En Europa, superamos hoy los 19 millones de parados. Este año 2012 va
a ser particularmente cruel y, al mismo tiempo, siguen por doquier las
reducciones de toda índole. Un hecho poco estudiado es el aumento del
número de suicidios en diferentes países en crisis. Una investigación
publicada en febrero de este año por el psiquiatra y profesor de
medicina legal Michel Debout, especialista en suicidios, demuestra que
entre finales de 2008 y 2011, periodo en el que el auge del paro en
Francia llegó a los 6.480.000 parados, hubo también 759 suicidios
directamente vinculados con este aumento. Esa cifra afecta sobre todo a
los que se encuentran entre 35 y 65 años. El movimiento al alza parece
ineluctable: mientras el número de suicidios bajaba desde 1987, ha
vuelto a subir desde comienzo de la crisis: 10.127 en 2007; 10.353 en
2008; 10.499 en 2009. Subraya el profesor que: “Se puede temer lo peor
para 2012 y 2013, particularmente para los comprendidos entre 40 y 55
años” y, tras poner de relieve la ausencia de asistencia a las víctimas
potenciales por parte de los poderes públicos, pregunta: “¿Por qué no se
organiza un apoyo médico y psicológico a los parados? La sociedad
mostraría así a esa gente que todavía cuenta. Un parado se suicida
porque ya está socialmente muerto, y porque ya no tiene más sitio”.
El problema es que —tal y como lo pregonaba Margaret Thatcher
alabando el hecho— para el liberalismo la “sociedad” no existe: lo que
hay son individuos aislados, a menudo opuestos, y autoridades públicas
organizando restricciones. El sistema político tiende, aceptando la
lucha de todos en contra de todos, a volverse solo penal, “vigilante
nocturno” del capitalismo liberal.
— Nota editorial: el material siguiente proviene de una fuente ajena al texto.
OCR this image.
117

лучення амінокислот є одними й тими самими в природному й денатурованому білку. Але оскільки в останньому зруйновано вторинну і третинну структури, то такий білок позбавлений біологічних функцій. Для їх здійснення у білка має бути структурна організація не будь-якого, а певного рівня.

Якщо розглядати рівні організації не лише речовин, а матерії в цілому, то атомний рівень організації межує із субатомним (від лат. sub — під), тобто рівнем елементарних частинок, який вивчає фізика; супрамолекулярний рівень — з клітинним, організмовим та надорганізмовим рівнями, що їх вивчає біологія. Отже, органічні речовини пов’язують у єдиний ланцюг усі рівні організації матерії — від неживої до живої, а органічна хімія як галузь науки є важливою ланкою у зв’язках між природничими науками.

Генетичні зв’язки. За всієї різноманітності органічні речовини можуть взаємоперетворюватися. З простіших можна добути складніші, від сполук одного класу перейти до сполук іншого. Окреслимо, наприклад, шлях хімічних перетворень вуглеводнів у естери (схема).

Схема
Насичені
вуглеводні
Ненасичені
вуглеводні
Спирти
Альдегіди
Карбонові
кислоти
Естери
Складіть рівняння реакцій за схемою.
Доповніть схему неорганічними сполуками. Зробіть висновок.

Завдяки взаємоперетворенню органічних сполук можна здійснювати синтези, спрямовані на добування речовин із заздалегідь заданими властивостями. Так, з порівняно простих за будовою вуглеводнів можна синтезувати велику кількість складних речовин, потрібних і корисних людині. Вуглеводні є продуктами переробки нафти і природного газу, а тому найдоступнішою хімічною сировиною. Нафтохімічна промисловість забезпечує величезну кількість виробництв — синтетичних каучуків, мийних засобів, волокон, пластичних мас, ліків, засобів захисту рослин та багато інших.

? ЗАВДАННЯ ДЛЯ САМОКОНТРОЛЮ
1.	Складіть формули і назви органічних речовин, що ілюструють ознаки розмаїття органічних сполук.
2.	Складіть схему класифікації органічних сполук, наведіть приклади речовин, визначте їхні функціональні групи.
Y la solidaridad, sacrificada sobre
el altar de la “competitividad”, es un deseo piadoso.
Sabemos que la crisis actual es del mismo o quizá peor tamaño que la
de 1929. Sus efectos se pueden medir cuantitativamente en número de
parados, empleos precarios, bajada de sueldos, aumento de la
competitividad entre los asalariados que sufren el chantaje al empleo.
También sabemos los efectos colaterales sobre el medio ambiente (primera
partida presupuestaria suprimida o drásticamente reducida por todos los
poderes políticos europeos desde 2008), la reducción de inversión en
todo lo que mantiene un vínculo social digno (sanidad, educación,
vivienda, etcétera).
Pero lo que se mide más difícilmente y sin embargo está directamente
ligado a la crisis, es la dimensión subjetiva, humana, psicológica, de
la crisis sobre los seres humanos. Ya en los años treinta, el gran
sociólogo austriaco Paul Hartzfeld publicó una investigación, Los
parados de Marienstrasse, que ha quedado como una obra maestra sobre los
daños del paro en la identidad personal del parado. Sus características
son invariables: el paro de larga duración provoca el desprecio de uno
mismo, la distancia respecto a (y a menudo de parte de) los demás, la
devaluación del estatus en el seno de la familia, la pérdida de
confianza y el debilitamiento en la competición social, la aceptación
cada vez más resignada de la degradación de las condiciones de vida. Lo
más importante es el sentimiento de derelicción, esto es, de desamparo,
abandono, inutilidad social, que invade al ser humano así humillado. Lo
más duro es el despertar diario sin nada que hacer; el vivir otro día
más el fracaso social, no ver el fin del túnel, el fin del ser nada. Lo
más indigno es pedir ayuda, cobrar el paro, cuando uno quiere trabajar.
Las consecuencias políticas de tal situación también pueden a veces
ser desastrosas para la civilización: la exclusión social puede llevar
al auge de movimientos antidemocráticos, xenófobos, y, sobre todo, a una
batalla encarnizada en contra de los que tienen un empleo. Y eso no es
por casualidad, sino más bien porque los responsables de la crisis hacen
todo para desviar la cólera de las víctimas dirigiéndola en contra de
los “privilegiados”, funcionarios públicos, familias asistidas,
trabajadores inmigrantes.
Las políticas asistenciales de los poderes públicos son cada vez más
restrictivas, y ahora en Europa ya hay cientos de miles de parados
echados a la calle, sin ayuda ninguna. El desamparo: esa es la categoría
psicosocial más adecuada para definir la patología dominante en esta
crisis. Los parados europeos, tanto como, en adelante, la población
activa, no tienen a menudo más que un tema de movilización: “¡Basta, no
podemos más!”. No es un grito de reivindicación, sino de extenuación,
salvo si uno se deja invadir por lo peor: desaparecer.